A new lease on life for an HIV-neutralizing antibody class and vaccine target

Dennis R Burton a,b,1
PMCID: PMC7896332  PMID: 33504595

Neutralizing antibodies (nAbs), in the time of COVID-19, have received much attention in the lay press owing to their association with vaccine protection against severe acute respiratory syndrome coronavirus 2. The attention is well-deserved and the association of nAbs with protection is true for many viruses (1). For HIV, we eagerly await the results of the antibody-mediated protection trial investigating the ability of the HIV broadly neutralizing antibody (bnAb) VRC01 to prevent infection in humans (https://ampstudy.org/). Meanwhile, passively administered and vaccine-induced nAbs have been shown to provide protection against mucosal viral challenge in nonhuman primates (NHPs) (2). A recent analysis of a large number of NHP protection studies showed a good correlation between serum neutralization titer and protection (3). However, one set of bnAbs, those directed to the membrane proximal external region (MPER) of the HIV envelope spike, appeared to be outliers and offered greater protection at lower serum neutralizing titers.
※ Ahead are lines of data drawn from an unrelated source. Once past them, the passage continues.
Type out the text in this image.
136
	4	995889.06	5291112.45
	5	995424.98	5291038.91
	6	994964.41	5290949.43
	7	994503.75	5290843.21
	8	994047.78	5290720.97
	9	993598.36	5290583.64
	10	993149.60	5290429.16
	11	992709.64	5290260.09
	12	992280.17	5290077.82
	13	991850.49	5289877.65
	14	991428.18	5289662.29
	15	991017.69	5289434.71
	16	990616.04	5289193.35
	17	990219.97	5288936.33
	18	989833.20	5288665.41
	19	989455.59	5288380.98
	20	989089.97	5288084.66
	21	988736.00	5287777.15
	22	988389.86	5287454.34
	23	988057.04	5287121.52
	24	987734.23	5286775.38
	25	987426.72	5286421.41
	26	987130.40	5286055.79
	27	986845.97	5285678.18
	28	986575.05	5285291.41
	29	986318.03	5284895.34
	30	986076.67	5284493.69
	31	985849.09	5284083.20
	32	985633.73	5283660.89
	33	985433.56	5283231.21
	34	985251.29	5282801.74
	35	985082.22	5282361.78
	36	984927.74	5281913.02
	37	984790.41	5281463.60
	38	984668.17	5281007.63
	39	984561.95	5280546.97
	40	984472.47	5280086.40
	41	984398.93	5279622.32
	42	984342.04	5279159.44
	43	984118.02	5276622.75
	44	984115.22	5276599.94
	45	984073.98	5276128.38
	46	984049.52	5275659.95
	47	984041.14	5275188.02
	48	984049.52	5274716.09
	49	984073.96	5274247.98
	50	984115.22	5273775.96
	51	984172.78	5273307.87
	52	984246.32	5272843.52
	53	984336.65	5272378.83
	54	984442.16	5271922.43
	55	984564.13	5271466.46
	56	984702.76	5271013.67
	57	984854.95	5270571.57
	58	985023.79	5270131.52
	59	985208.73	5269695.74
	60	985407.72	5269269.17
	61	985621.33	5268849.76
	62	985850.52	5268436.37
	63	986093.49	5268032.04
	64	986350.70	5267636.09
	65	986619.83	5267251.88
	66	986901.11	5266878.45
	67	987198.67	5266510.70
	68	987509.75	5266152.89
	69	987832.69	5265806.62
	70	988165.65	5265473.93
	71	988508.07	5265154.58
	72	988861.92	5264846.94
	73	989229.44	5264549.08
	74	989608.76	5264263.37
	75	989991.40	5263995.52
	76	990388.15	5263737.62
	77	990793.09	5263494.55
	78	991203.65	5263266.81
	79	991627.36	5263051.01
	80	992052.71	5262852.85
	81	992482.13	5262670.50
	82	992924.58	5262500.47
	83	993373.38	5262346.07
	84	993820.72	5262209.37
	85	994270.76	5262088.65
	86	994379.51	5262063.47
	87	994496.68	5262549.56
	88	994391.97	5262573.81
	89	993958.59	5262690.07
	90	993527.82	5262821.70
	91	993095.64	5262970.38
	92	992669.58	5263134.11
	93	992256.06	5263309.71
This phenomenon was first described for MPER bnAbs 2F5 and 4E10 (4) and was also tentatively noted for MPER bnAb 10E8 (5) and has been referred to colloquially as MPER bnAbs “punching above their weight.”

A very interesting related observation with regard to the phenomenon had earlier been made by Perez et al., who showed that neutralization was greatly enhanced in target cells (TZM-bl cells) engineered to express Fc receptors, particularly FcRI and to a lesser extent FcRIIb, on their surface as compared to wild-type target cells (6). The enhancement was shown to be dependent on the Fc region of the bnAbs. This result was consistent with some observations made even earlier by Holl et al. (79), who noted that the MPER bnAbs 2F5 and 4E10 showed hugely enhanced ability to neutralize viruses infecting mononuclear phagocytes and monocyte-derived dendritic cells and a link to FcRI expression. They likewise showed the dependence of the effect on the Fc part of the Ab molecule. A later study (10) showed that the FcR-dependent effect in TZM-bl cells was not due to phagocytosis of virus and it was proposed that a “kinetic effect” was responsible. Thus, it was suggested that bnAb bound to FcR would be prepositioned to bind more effectively to the MPER, which is probably only fully displayed once initial contact of virus with target cells has been made. Overall, the possibility then arose that an early event in infection in NHPs might involve FcRI-bearing cells, most likely mononuclear phagocytes or dendritic cells, and MPER bnAbs were thereby advantaged in protection terms. A complicating factor in this mechanism is the high serum concentration of monomeric immunoglobulin G (IgG) that will compete with specific IgG for FcRI binding, and indeed 5% serum was shown to abolish the FcRI effect for MPER bnAbs (6). However, it was argued that conditions operating in vivo may still allow the enhancement effect.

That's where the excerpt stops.